How we perceive God will dictate how we live our life. Just as importantly, how we see ourselves, in relation to Him, will orchestrate all that we are and do in this world.
We live in a success-driven world. So, knowing how God sees and feels about failure is absolutely vital.
“For you see your calling, brethren, that not many wise according to the flesh, not many mighty, not many noble, are called. But God has chosen the foolish things of this world to shame the wise, and God has chosen the weak things of the world to put to shame the things which are mighty; and the base things of the world and the things which are despised God has chosen…”

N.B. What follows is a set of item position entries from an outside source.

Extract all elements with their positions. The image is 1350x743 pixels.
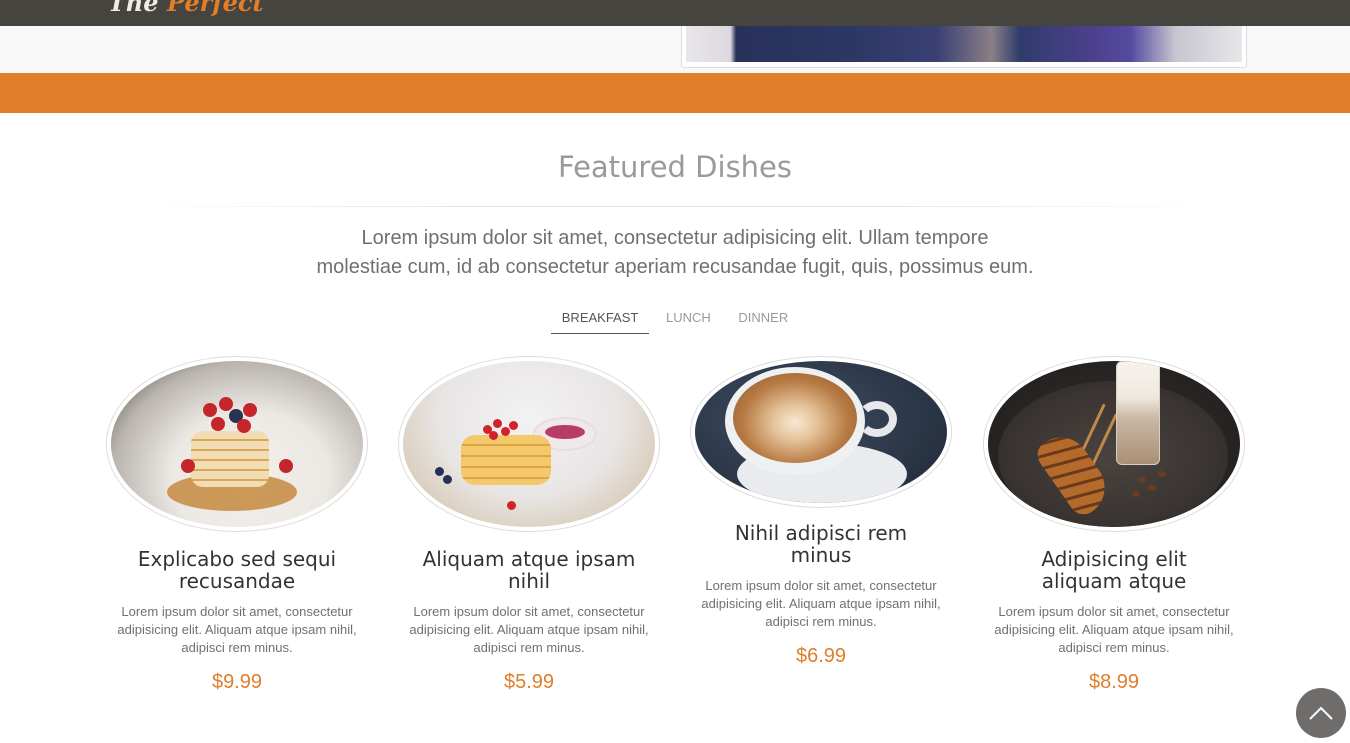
dish-image[interactable] xyxy=(983,356,1245,532)
section-description-line2: molestiae cum, id ab consectetur aperiam… xyxy=(316,256,1034,278)
tab-breakfast[interactable]: BREAKFAST xyxy=(550,308,650,334)
dish-name: Adipisicing elit aliquam atque xyxy=(1041,547,1187,593)
logo-text-accent: Perfect xyxy=(166,0,264,17)
dish-card: Explicabo sed sequi recusandae Lorem ips… xyxy=(106,356,368,694)
croissant-coffee-image xyxy=(988,361,1240,527)
site-logo[interactable]: The Perfect xyxy=(108,0,264,17)
dish-name: Nihil adipisci rem minus xyxy=(734,521,908,567)
dish-price: $6.99 xyxy=(795,645,847,667)
dish-description: Lorem ipsum dolor sit amet, consectetur … xyxy=(701,578,941,629)
chevron-up-icon xyxy=(1309,706,1333,720)
section-description: Lorem ipsum dolor sit amet, consectetur … xyxy=(280,224,1070,282)
dish-card: Aliquam atque ipsam nihil Lorem ipsum do… xyxy=(398,356,660,694)
section-title: Featured Dishes xyxy=(557,150,793,184)
dish-card: Nihil adipisci rem minus Lorem ipsum dol… xyxy=(690,356,952,668)
dish-price: $9.99 xyxy=(211,671,263,693)
scroll-to-top-button[interactable] xyxy=(1296,688,1346,738)
dish-image[interactable] xyxy=(398,356,660,532)
dish-name: Explicabo sed sequi recusandae xyxy=(137,547,337,593)
pancakes-strawberries-image xyxy=(111,361,363,527)
section-description-line1: Lorem ipsum dolor sit amet, consectetur … xyxy=(361,227,989,249)
navbar: The Perfect xyxy=(0,0,1350,26)
orange-divider-band xyxy=(0,73,1350,113)
latte-image xyxy=(695,361,947,503)
dish-card: Adipisicing elit aliquam atque Lorem ips… xyxy=(983,356,1245,694)
dish-price: $8.99 xyxy=(1088,671,1140,693)
logo-text-primary: The xyxy=(108,0,167,17)
tab-lunch[interactable]: LUNCH xyxy=(655,308,722,333)
dish-price: $5.99 xyxy=(503,671,555,693)
dish-image[interactable] xyxy=(106,356,368,532)
title-divider xyxy=(135,206,1215,207)
pancakes-berries-image xyxy=(403,361,655,527)
hero-section xyxy=(0,26,1350,73)
dish-name: Aliquam atque ipsam nihil xyxy=(422,547,636,593)
dish-description: Lorem ipsum dolor sit amet, consectetur … xyxy=(994,604,1234,655)
dish-image[interactable] xyxy=(690,356,952,508)
dish-description: Lorem ipsum dolor sit amet, consectetur … xyxy=(117,604,357,655)
hero-image xyxy=(686,26,1242,62)
menu-tabs: BREAKFAST LUNCH DINNER xyxy=(0,308,1350,334)
dish-description: Lorem ipsum dolor sit amet, consectetur … xyxy=(409,604,649,655)
tab-dinner[interactable]: DINNER xyxy=(727,308,799,333)
hero-image-frame xyxy=(681,26,1247,68)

It’s official. God loves a failure! He, apparently, did not want the beauty of His nature and the glory of His Kingdom solely to be represented by the great, the good and the clever. He did not want a Who’s Who of humanity to portray His own magnificence. He chose and continues to choose people who have a history of failure.
I believe He chose them because He wanted to love them in such a way that they would always be safe and whole, whether they were successful or not. He chose them so that His love could heal their foolishness.
He has a plan to make us successful by using failure for us and not against us.
A big part of that plan is to love us in exactly the same way that He loves Jesus. We are not loved only because we succeed in Christ. We are loved fully because we are in Him.
God loves me for me — not for what I can do. This is the single most empowering thing we can internalize in life. In my weakness, I am lovely to God. He allows us to fail when He could have prevented it — maybe because He wants us to see how much we are loved when we can’t do anything right. He gives us freedom to fail and His intention is to show us that we are still His beloved. His love for us is not based on how well we do!
In the love of God, we cannot fail; we can only make mistakes and mistakes have already been covered by the cross.
This kind of love helps us to relax about ourselves and our lives. In mistakes, we understand how lovely we are to the Lord. That is what empowers us to overcome failure as a negative construct and wield it into a weapon that propels us into developing our destiny.
Everything God does is relational. He’s bent on turning every circumstance around so that we discover the height, depth, length and breadth of His love.
We are a work in progress. No one condemns the artist of an unfinished picture. Instead we look at it, like God does, loving it for what it is today and picturing what it could become. We wonder, we imagine and we are excited by the possibilities!